Over the past year, the Balatonring project has been dogged by bad luck and economic hardship. The project was born under the unluckiest of stars, planned in Hungary and to be built by a Spanish-based construction firm shortly before the economic crisis began. Just months later, the Spanish real estate market collapsed, causing huge problems for the Spanish construction industry. At the same time, the value of the Hungarian Forint plummeted, plunging the country into further economic difficulties as so much of the business of the country was being done in Euros.
Fortunately, those troubles seem to be at an end. The holes created in the project's budget by the financial crisis have been filled by Magyar Fejlesztési Bank, the Hungarian Development Bank, according to BikeRacing.it. The Bank, whose mission is to provide funding for infrastructure and economic development projects such as the Balatonring circuit, has stepped in with a loan to allow the circuit to be completed in time for the September 19th Hungarian round of MotoGP. As a consequence, the Hungarian Grand Prix, which was cancelled last year after work on the Balatonring circuit ceased, is almost certain to take place as scheduled. Sources close to the management of the Balatonring track are extremely confident that the race will go ahead as planned.
This will come as welcome news not just to Hungarian MotoGP fans, but also to fans around the world, and particularly to companies that organize travel to MotoGP races, such as friends of MotoMatters.com Pole Position Travel. The 2010 MotoGP calendar is still only provisional, meaning that, in theory, shifts could take place in the calendar. Though this is unlikely in practice, the business of planning and organizing travel to MotoGP races becomes both markedly more complex and more expensive when the calendar is still subject to change. Fans planning their vacations, either independently or through travel agencies, have been holding off on booking while waiting to find out whether the combined trip to Hungary and Italy will see them attending races or hanging around the shores of Lake Balaton and the Italian Riviera twiddling their thumbs. Once the calendar has been confirmed, then fans can be certain that if they book a trip to the races, the races will actually take place.

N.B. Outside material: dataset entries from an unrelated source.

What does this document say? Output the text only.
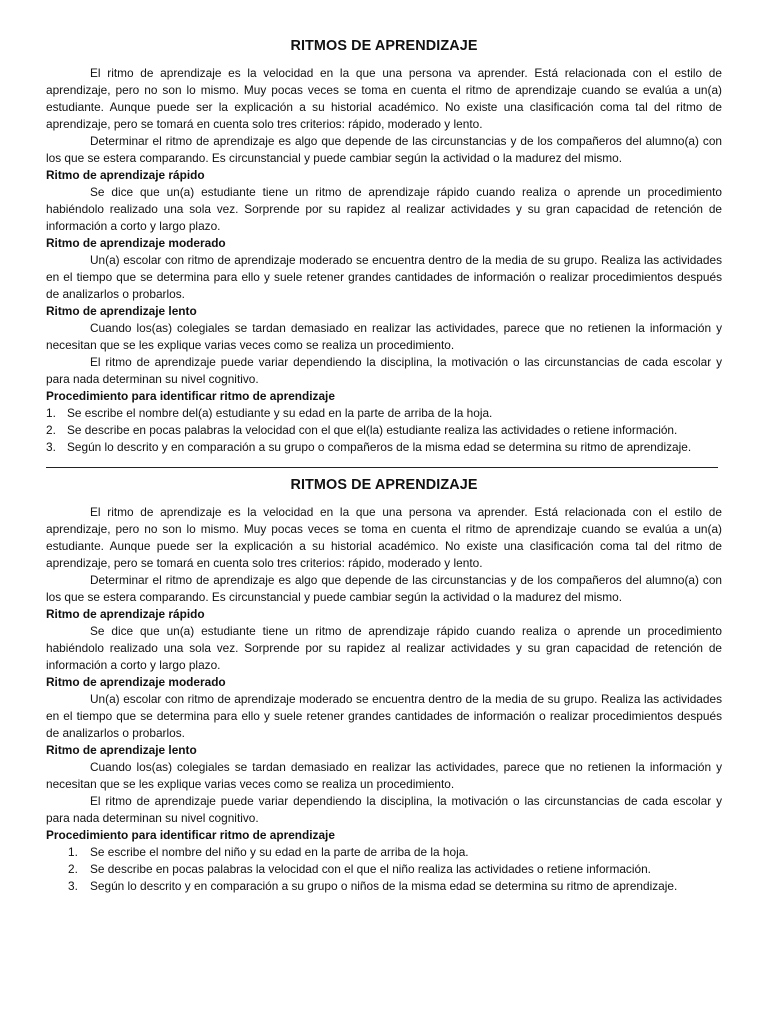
RITMOS DE APRENDIZAJE

El ritmo de aprendizaje es la velocidad en la que una persona va aprender. Está relacionada con el estilo de aprendizaje, pero no son lo mismo. Muy pocas veces se toma en cuenta el ritmo de aprendizaje cuando se evalúa a un(a) estudiante. Aunque puede ser la explicación a su historial académico. No existe una clasificación coma tal del ritmo de aprendizaje, pero se tomará en cuenta solo tres criterios: rápido, moderado y lento.

Determinar el ritmo de aprendizaje es algo que depende de las circunstancias y de los compañeros del alumno(a) con los que se estera comparando. Es circunstancial y puede cambiar según la actividad o la madurez del mismo.

Ritmo de aprendizaje rápido

Se dice que un(a) estudiante tiene un ritmo de aprendizaje rápido cuando realiza o aprende un procedimiento habiéndolo realizado una sola vez. Sorprende por su rapidez al realizar actividades y su gran capacidad de retención de información a corto y largo plazo.

Ritmo de aprendizaje moderado

Un(a) escolar con ritmo de aprendizaje moderado se encuentra dentro de la media de su grupo. Realiza las actividades en el tiempo que se determina para ello y suele retener grandes cantidades de información o realizar procedimientos después de analizarlos o probarlos.

Ritmo de aprendizaje lento

Cuando los(as) colegiales se tardan demasiado en realizar las actividades, parece que no retienen la información y necesitan que se les explique varias veces como se realiza un procedimiento.

El ritmo de aprendizaje puede variar dependiendo la disciplina, la motivación o las circunstancias de cada escolar y para nada determinan su nivel cognitivo.

Procedimiento para identificar ritmo de aprendizaje
1. Se escribe el nombre del(a) estudiante y su edad en la parte de arriba de la hoja.
2. Se describe en pocas palabras la velocidad con el que el(la) estudiante realiza las actividades o retiene información.
3. Según lo descrito y en comparación a su grupo o compañeros de la misma edad se determina su ritmo de aprendizaje.
RITMOS DE APRENDIZAJE

El ritmo de aprendizaje es la velocidad en la que una persona va aprender. Está relacionada con el estilo de aprendizaje, pero no son lo mismo. Muy pocas veces se toma en cuenta el ritmo de aprendizaje cuando se evalúa a un(a) estudiante. Aunque puede ser la explicación a su historial académico. No existe una clasificación coma tal del ritmo de aprendizaje, pero se tomará en cuenta solo tres criterios: rápido, moderado y lento.

Determinar el ritmo de aprendizaje es algo que depende de las circunstancias y de los compañeros del alumno(a) con los que se estera comparando. Es circunstancial y puede cambiar según la actividad o la madurez del mismo.

Ritmo de aprendizaje rápido

Se dice que un(a) estudiante tiene un ritmo de aprendizaje rápido cuando realiza o aprende un procedimiento habiéndolo realizado una sola vez. Sorprende por su rapidez al realizar actividades y su gran capacidad de retención de información a corto y largo plazo.

Ritmo de aprendizaje moderado

Un(a) escolar con ritmo de aprendizaje moderado se encuentra dentro de la media de su grupo. Realiza las actividades en el tiempo que se determina para ello y suele retener grandes cantidades de información o realizar procedimientos después de analizarlos o probarlos.

Ritmo de aprendizaje lento

Cuando los(as) colegiales se tardan demasiado en realizar las actividades, parece que no retienen la información y necesitan que se les explique varias veces como se realiza un procedimiento.

El ritmo de aprendizaje puede variar dependiendo la disciplina, la motivación o las circunstancias de cada escolar y para nada determinan su nivel cognitivo.

Procedimiento para identificar ritmo de aprendizaje
1. Se escribe el nombre del niño y su edad en la parte de arriba de la hoja.
2. Se describe en pocas palabras la velocidad con el que el niño realiza las actividades o retiene información.
3. Según lo descrito y en comparación a su grupo o niños de la misma edad se determina su ritmo de aprendizaje.
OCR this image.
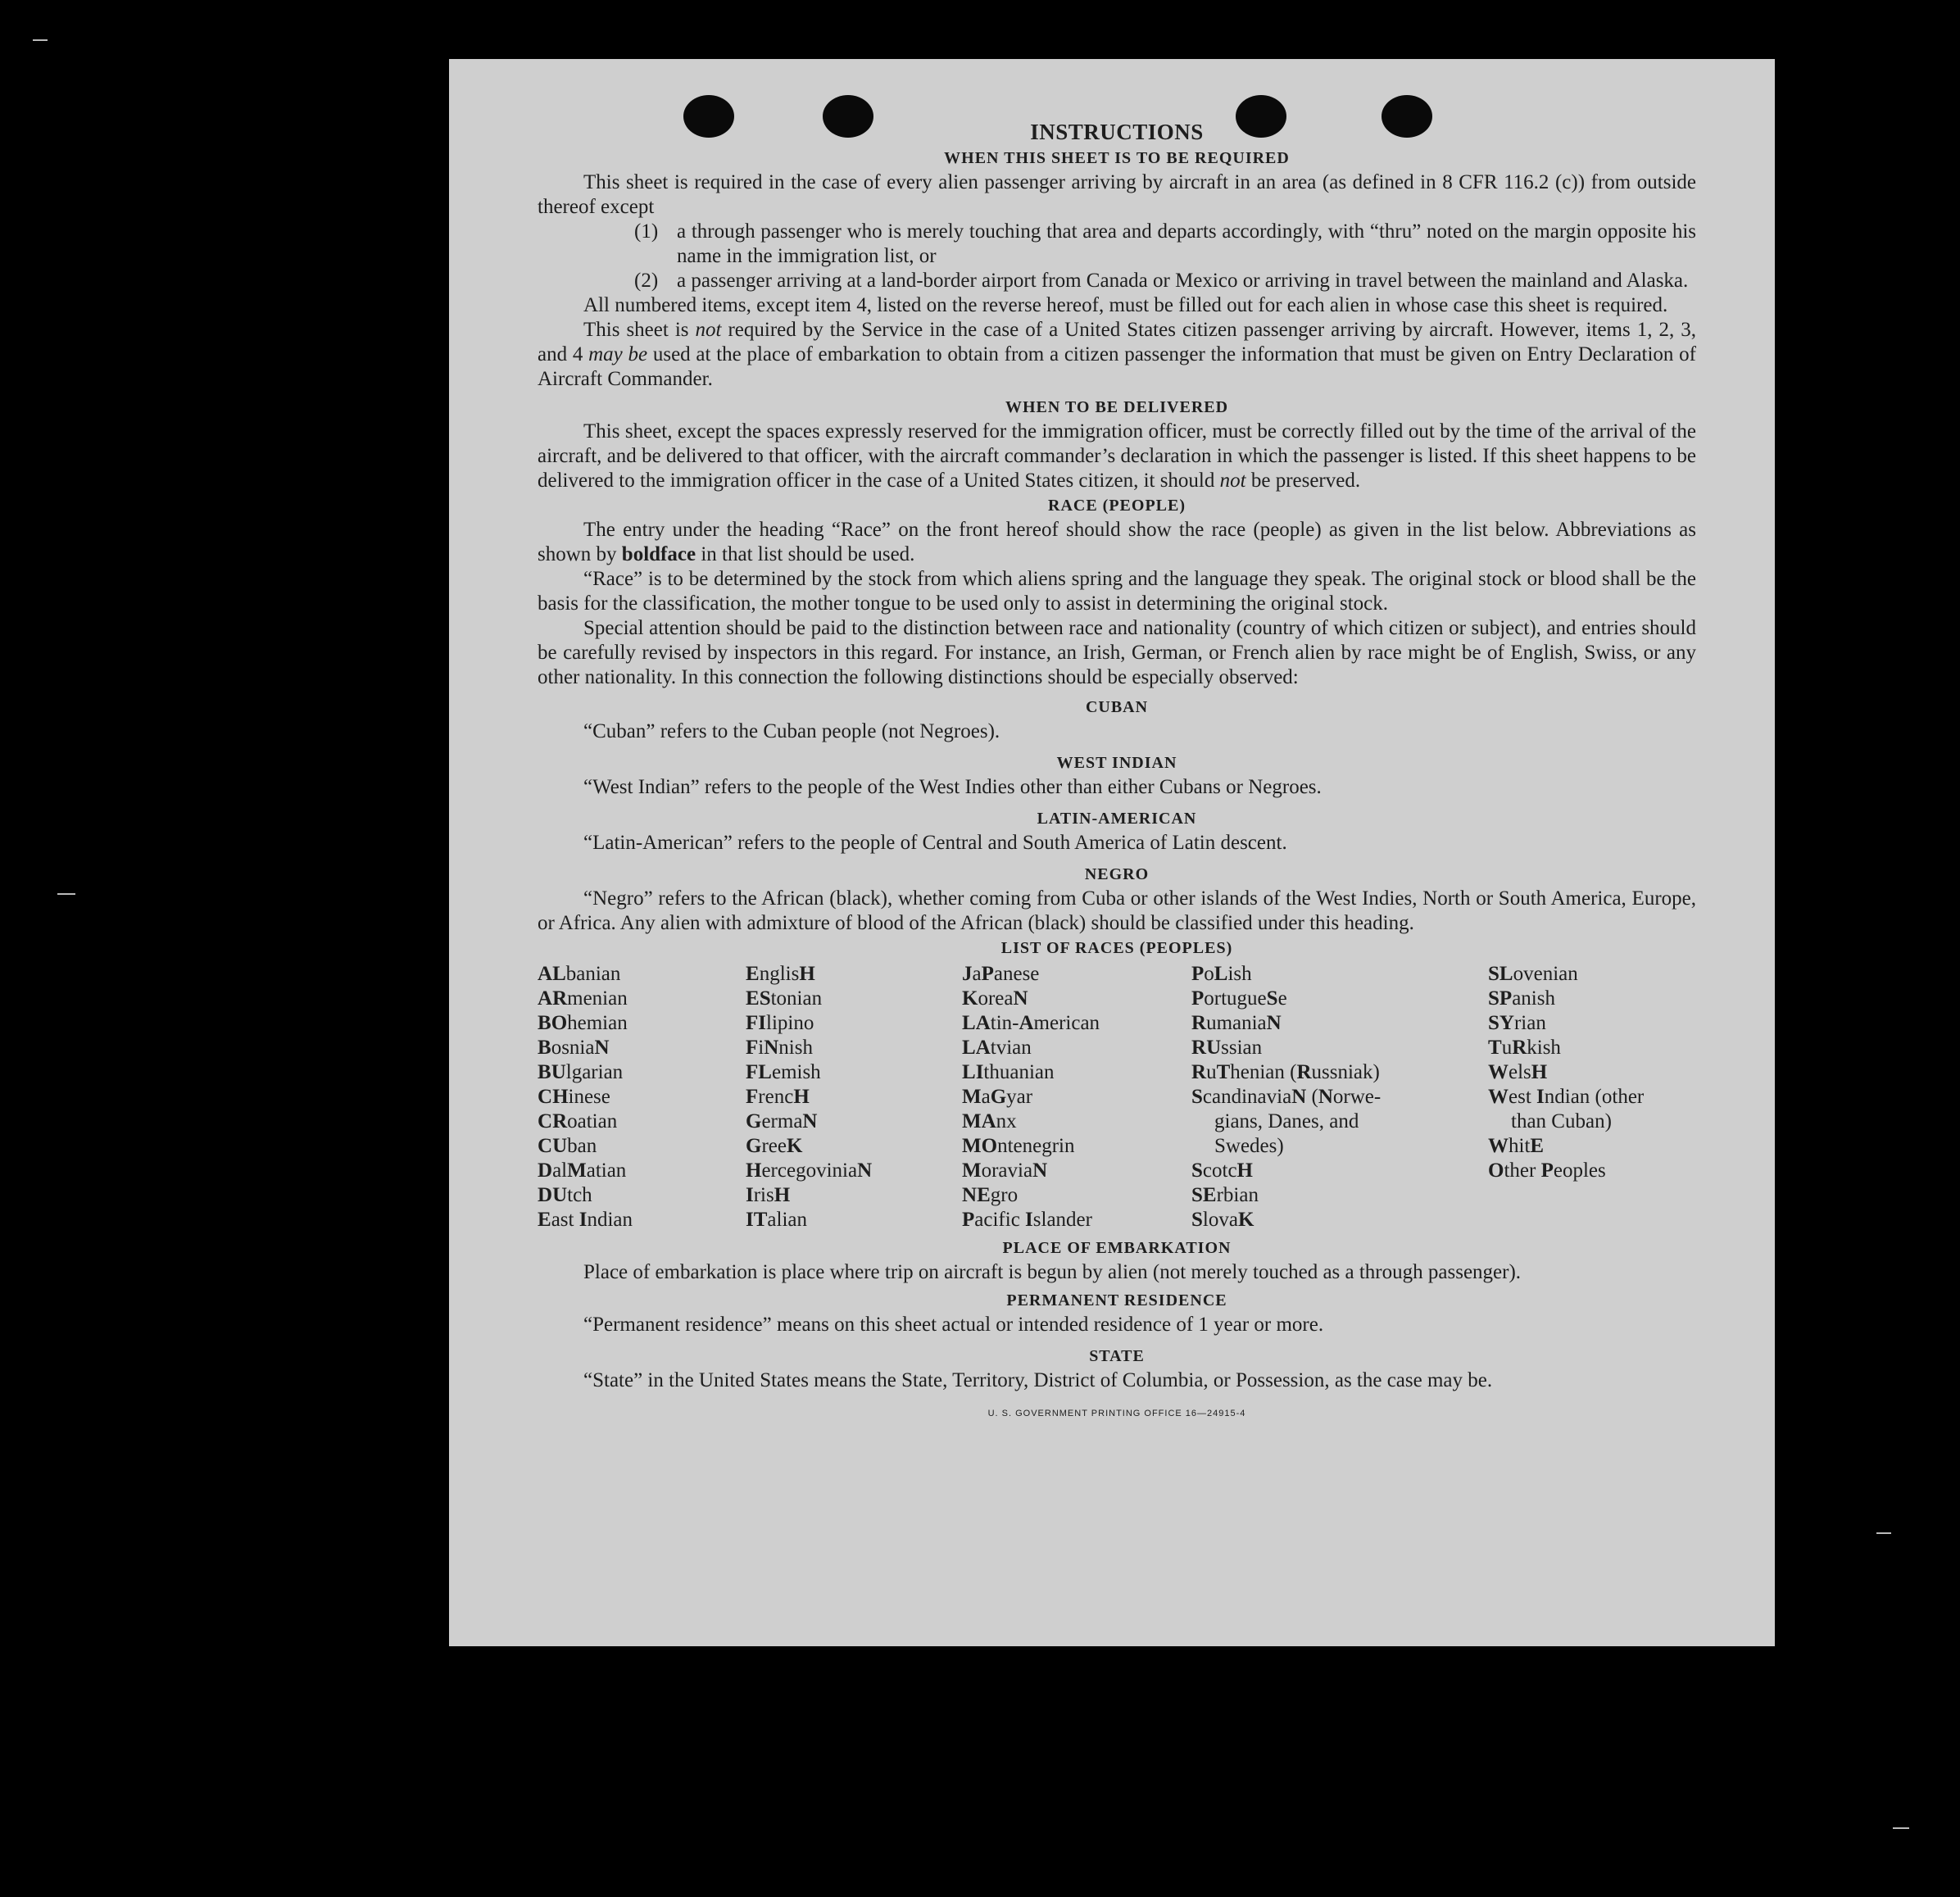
INSTRUCTIONS
WHEN THIS SHEET IS TO BE REQUIRED

This sheet is required in the case of every alien passenger arriving by aircraft in an area (as defined in 8 CFR 116.2 (c)) from outside thereof except

(1) a through passenger who is merely touching that area and departs accordingly, with “thru” noted on the margin opposite his name in the immigration list, or
(2) a passenger arriving at a land-border airport from Canada or Mexico or arriving in travel between the mainland and Alaska.

All numbered items, except item 4, listed on the reverse hereof, must be filled out for each alien in whose case this sheet is required.

This sheet is not required by the Service in the case of a United States citizen passenger arriving by aircraft. However, items 1, 2, 3, and 4 may be used at the place of embarkation to obtain from a citizen passenger the information that must be given on Entry Declaration of Aircraft Commander.

WHEN TO BE DELIVERED

This sheet, except the spaces expressly reserved for the immigration officer, must be correctly filled out by the time of the arrival of the aircraft, and be delivered to that officer, with the aircraft commander’s declaration in which the passenger is listed. If this sheet happens to be delivered to the immigration officer in the case of a United States citizen, it should not be preserved.

RACE (PEOPLE)

The entry under the heading “Race” on the front hereof should show the race (people) as given in the list below. Abbreviations as shown by boldface in that list should be used.

“Race” is to be determined by the stock from which aliens spring and the language they speak. The original stock or blood shall be the basis for the classification, the mother tongue to be used only to assist in determining the original stock.

Special attention should be paid to the distinction between race and nationality (country of which citizen or subject), and entries should be carefully revised by inspectors in this regard. For instance, an Irish, German, or French alien by race might be of English, Swiss, or any other nationality. In this connection the following distinctions should be especially observed:

CUBAN

“Cuban” refers to the Cuban people (not Negroes).

WEST INDIAN

“West Indian” refers to the people of the West Indies other than either Cubans or Negroes.

LATIN-AMERICAN

“Latin-American” refers to the people of Central and South America of Latin descent.

NEGRO

“Negro” refers to the African (black), whether coming from Cuba or other islands of the West Indies, North or South America, Europe, or Africa. Any alien with admixture of blood of the African (black) should be classified under this heading.

LIST OF RACES (PEOPLES)
ALbanian
ARmenian
BOhemian
BosniaN
BUlgarian
CHinese
CRoatian
CUban
DalMatian
DUtch
East Indian
EnglisH
EStonian
FIlipino
FiNnish
FLemish
FrencH
GermaN
GreeK
HercegoviniaN
IrisH
ITalian
JaPanese
KoreaN
LAtin-American
LAtvian
LIthuanian
MaGyar
MAnx
MOntenegrin
MoraviaN
NEgro
Pacific Islander
PoLish
PortugueSe
RumaniaN
RUssian
RuThenian (Russniak)
ScandinaviaN (Norwe-
gians, Danes, and
Swedes)
ScotcH
SErbian
SlovaK
SLovenian
SPanish
SYrian
TuRkish
WelsH
West Indian (other
than Cuban)
WhitE
Other Peoples
PLACE OF EMBARKATION

Place of embarkation is place where trip on aircraft is begun by alien (not merely touched as a through passenger).

PERMANENT RESIDENCE

“Permanent residence” means on this sheet actual or intended residence of 1 year or more.

STATE

“State” in the United States means the State, Territory, District of Columbia, or Possession, as the case may be.

U. S. GOVERNMENT PRINTING OFFICE 16—24915-4
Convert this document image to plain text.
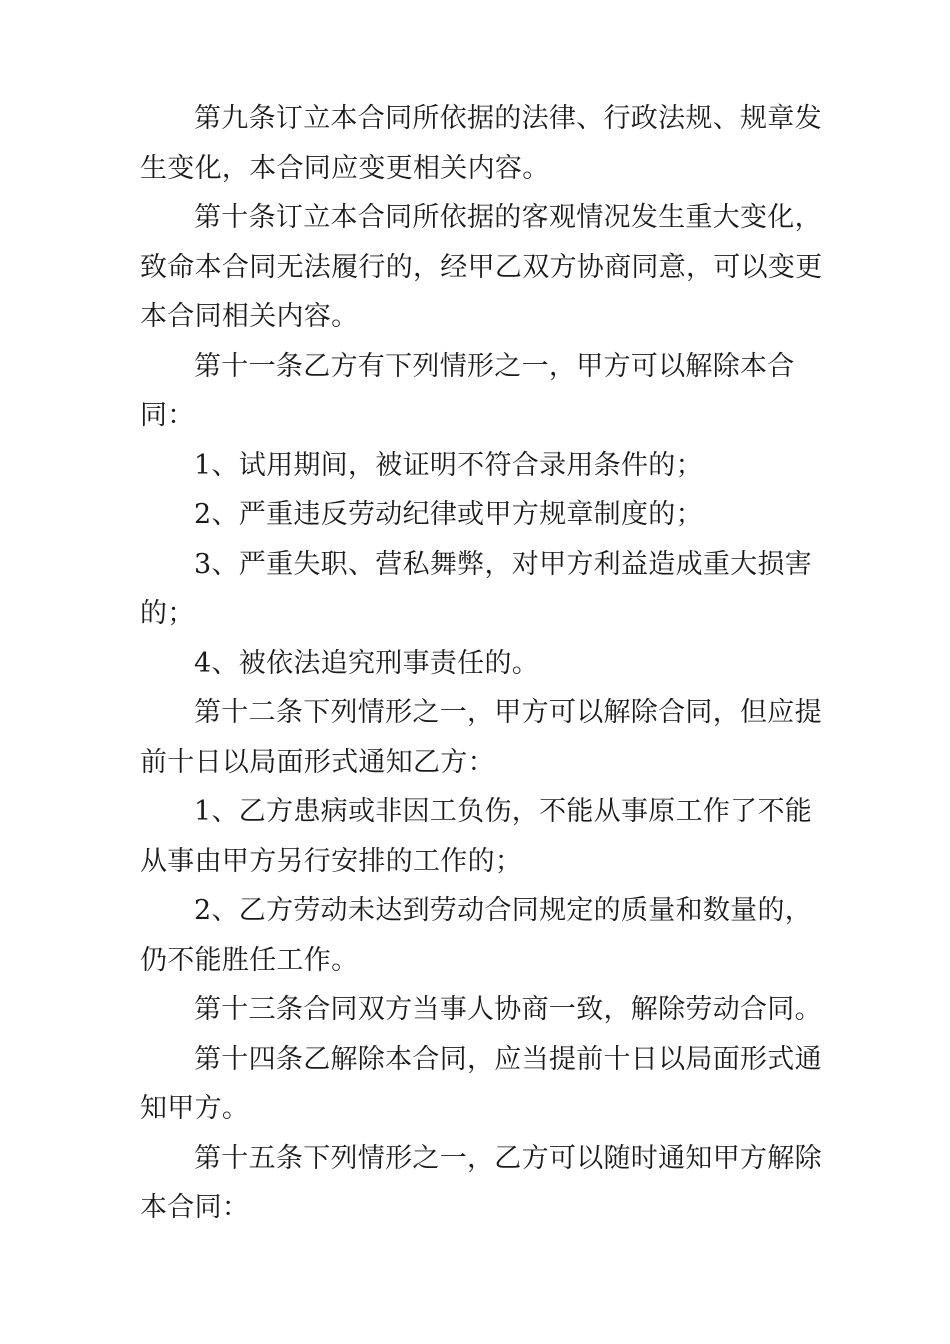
第九条订立本合同所依据的法律、行政法规、规章发生变化，本合同应变更相关内容。

第十条订立本合同所依据的客观情况发生重大变化，致命本合同无法履行的，经甲乙双方协商同意，可以变更本合同相关内容。

第十一条乙方有下列情形之一，甲方可以解除本合同：

1、试用期间，被证明不符合录用条件的；

2、严重违反劳动纪律或甲方规章制度的；

3、严重失职、营私舞弊，对甲方利益造成重大损害的；

4、被依法追究刑事责任的。

第十二条下列情形之一，甲方可以解除合同，但应提前十日以局面形式通知乙方：

1、乙方患病或非因工负伤，不能从事原工作了不能从事由甲方另行安排的工作的；

2、乙方劳动未达到劳动合同规定的质量和数量的，仍不能胜任工作。

第十三条合同双方当事人协商一致，解除劳动合同。

第十四条乙解除本合同，应当提前十日以局面形式通知甲方。

第十五条下列情形之一，乙方可以随时通知甲方解除本合同：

The Hungarian round of MotoGP actually taking place at the Balatonring will have one slight downside. For MotoGP will in that case not visit the spectacular Motorland Aragon track near Alcañiz, about 275km west of Barcelona, which has been designated at the reserve circuit for the series. Having visited the facility, and been given a guided tour of the place by the circuit's extremely helpful press spokesman David Salvador, I was extremely impressed by the track. It featured its very own version of the "Sacacorchos" or Corkscrew, a dizzying right-left downhill plunge to the rear of the circuit. Though Spain is hardly in need of another Grand Prix, to race at the Motorland Aragon would be no punishment at all.